Johnny Depp used to have movie buffs in the palm of his hand. Here was a too-pretty-to-be-true movie star who, instead of gravitating toward safe choices, hid his face behind funky makeup and facial hair. Even when he starred in a blockbuster franchise, Pirates of the Caribbean, it was in a role that few other stars would touch, let alone play the way he did.
But lately, Depp has been mired in his own eccentricity. While there are plenty of things wrong with The Lone Ranger, his performance is the most grating flaw.
The film begins with a wizened old Tonto (Depp) telling a young boy how he came to know John Reid (Armie Hammer) in 1869 Texas. A dandyish district attorney, Reid arrives in a small railroad town where his brother Dan (James Badge Dale) is a Texas Ranger. Dan has married John's childhood sweetheart, Rebecca (Ruth Wilson), but that doesn't keep the siblings from joining forces to track down a murderous fugitive named Butch Cavendish (William Fichtner).
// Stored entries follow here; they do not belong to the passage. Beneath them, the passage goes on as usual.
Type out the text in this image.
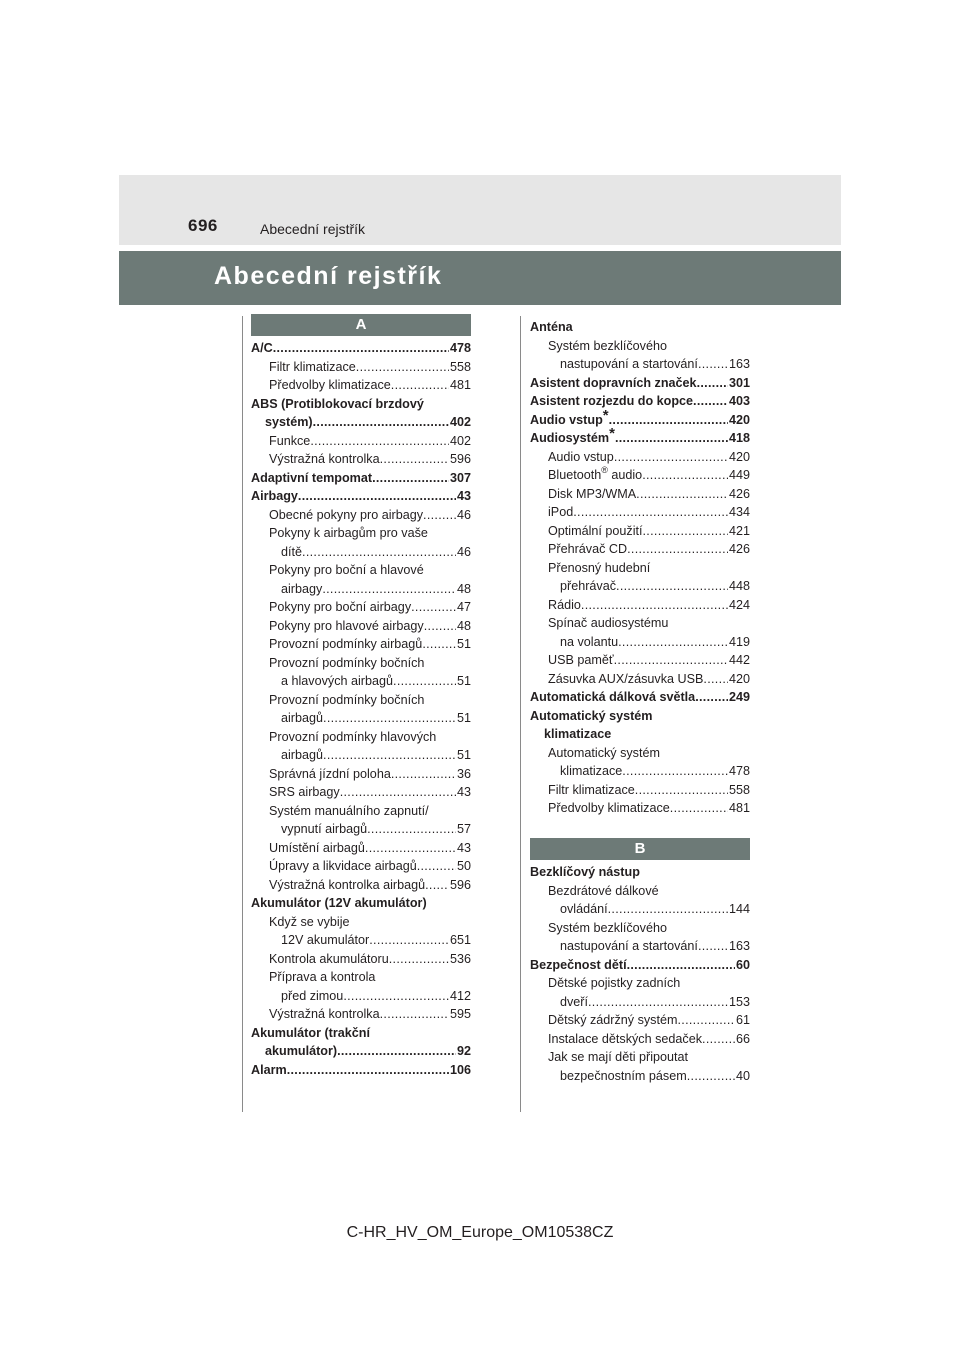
696	Abecední rejstřík
Abecední rejstřík
A
A/C .....	478
Filtr klimatizace .....	558
Předvolby klimatizace .....	481
ABS (Protiblokovací brzdový
systém) .....	402
Funkce .....	402
Výstražná kontrolka .....	596
Adaptivní tempomat .....	307
Airbagy .....	43
Obecné pokyny pro airbagy .....	46
Pokyny k airbagům pro vaše
dítě .....	46
Pokyny pro boční a hlavové
airbagy .....	48
Pokyny pro boční airbagy .....	47
Pokyny pro hlavové airbagy .....	48
Provozní podmínky airbagů .....	51
Provozní podmínky bočních
a hlavových airbagů .....	51
Provozní podmínky bočních
airbagů .....	51
Provozní podmínky hlavových
airbagů .....	51
Správná jízdní poloha .....	36
SRS airbagy .....	43
Systém manuálního zapnutí/
vypnutí airbagů .....	57
Umístění airbagů .....	43
Úpravy a likvidace airbagů .....	50
Výstražná kontrolka airbagů ..... 596
Akumulátor (12V akumulátor)
Když se vybije
12V akumulátor .....	651
Kontrola akumulátoru .....	536
Příprava a kontrola
před zimou .....	412
Výstražná kontrolka .....	595
Akumulátor (trakční
akumulátor) .....	92
Alarm .....	106
Anténa
Systém bezklíčového
nastupování a startování ..... 163
Asistent dopravních značek .....	301
Asistent rozjezdu do kopce .....	403
Audio vstup* .....	420
Audiosystém* .....	418
Audio vstup .....	420
Bluetooth® audio .....	449
Disk MP3/WMA .....	426
iPod .....	434
Optimální použití .....	421
Přehrávač CD .....	426
Přenosný hudební
přehrávač .....	448
Rádio .....	424
Spínač audiosystému
na volantu .....	419
USB paměť .....	442
Zásuvka AUX/zásuvka USB ..... 420
Automatická dálková světla .....	249
Automatický systém
klimatizace
Automatický systém
klimatizace .....	478
Filtr klimatizace .....	558
Předvolby klimatizace .....	481
B
Bezklíčový nástup
Bezdrátové dálkové
ovládání .....	144
Systém bezklíčového
nastupování a startování ..... 163
Bezpečnost dětí .....	60
Dětské pojistky zadních
dveří .....	153
Dětský zádržný systém .....	61
Instalace dětských sedaček .....	66
Jak se mají děti připoutat
bezpečnostním pásem .....	40
C-HR_HV_OM_Europe_OM10538CZ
John and Tonto also become uncomfortable partners during the search for Cavendish, and John takes to wearing a black mask and riding a white horse.
The Lone Ranger marks the latest collaboration between Depp and director Gore Verbinski, who oversaw the first three Pirates films and the funky animated western Rango. They desperately try to recapture those films' comic-adventure lightning in a bottle. And they actually succeed during a meticulously choreographed shoot-'em-up scene. Unfortunately, it comes after more than two hours of nonsense.
Verbinski takes nothing seriously, presuming that a straightforward take on the iconic hero would be too square for 2013 audiences. But he doesn't develop the characters enough: It's hard to truly care about the relationship between John and Dan, or what separated John and Rebecca, or the tragedy that drives Tonto.
Then there's Depp, whose portrayal of Tonto would be an insult to cinema no matter what you think about a white guy playing a Comanche. His part consists of nothing but smart-ass remarks about his new partner and bug-eyed reaction takes. Verbinski makes sure we understand the zaniness of everything we're seeing. Positing Tonto as an addled, dead-bird-feeding PTSD case feels like an excuse to let Depp do any ridiculous thing he wants with the character.
So why is The Lone Ranger such a catastrophe, when at least some of the Pirates films made a similar formula work? Because in those films, Jack Sparrow was reacting to ghost ships and sea monsters. Though the Lone Ranger has mystical abilities, he's not responding to an out-of-this-world threat. And Tonto doesn't deliver wisecracks because it makes sense. It's because that's all Johnny Depp wants to invest in a character anymore.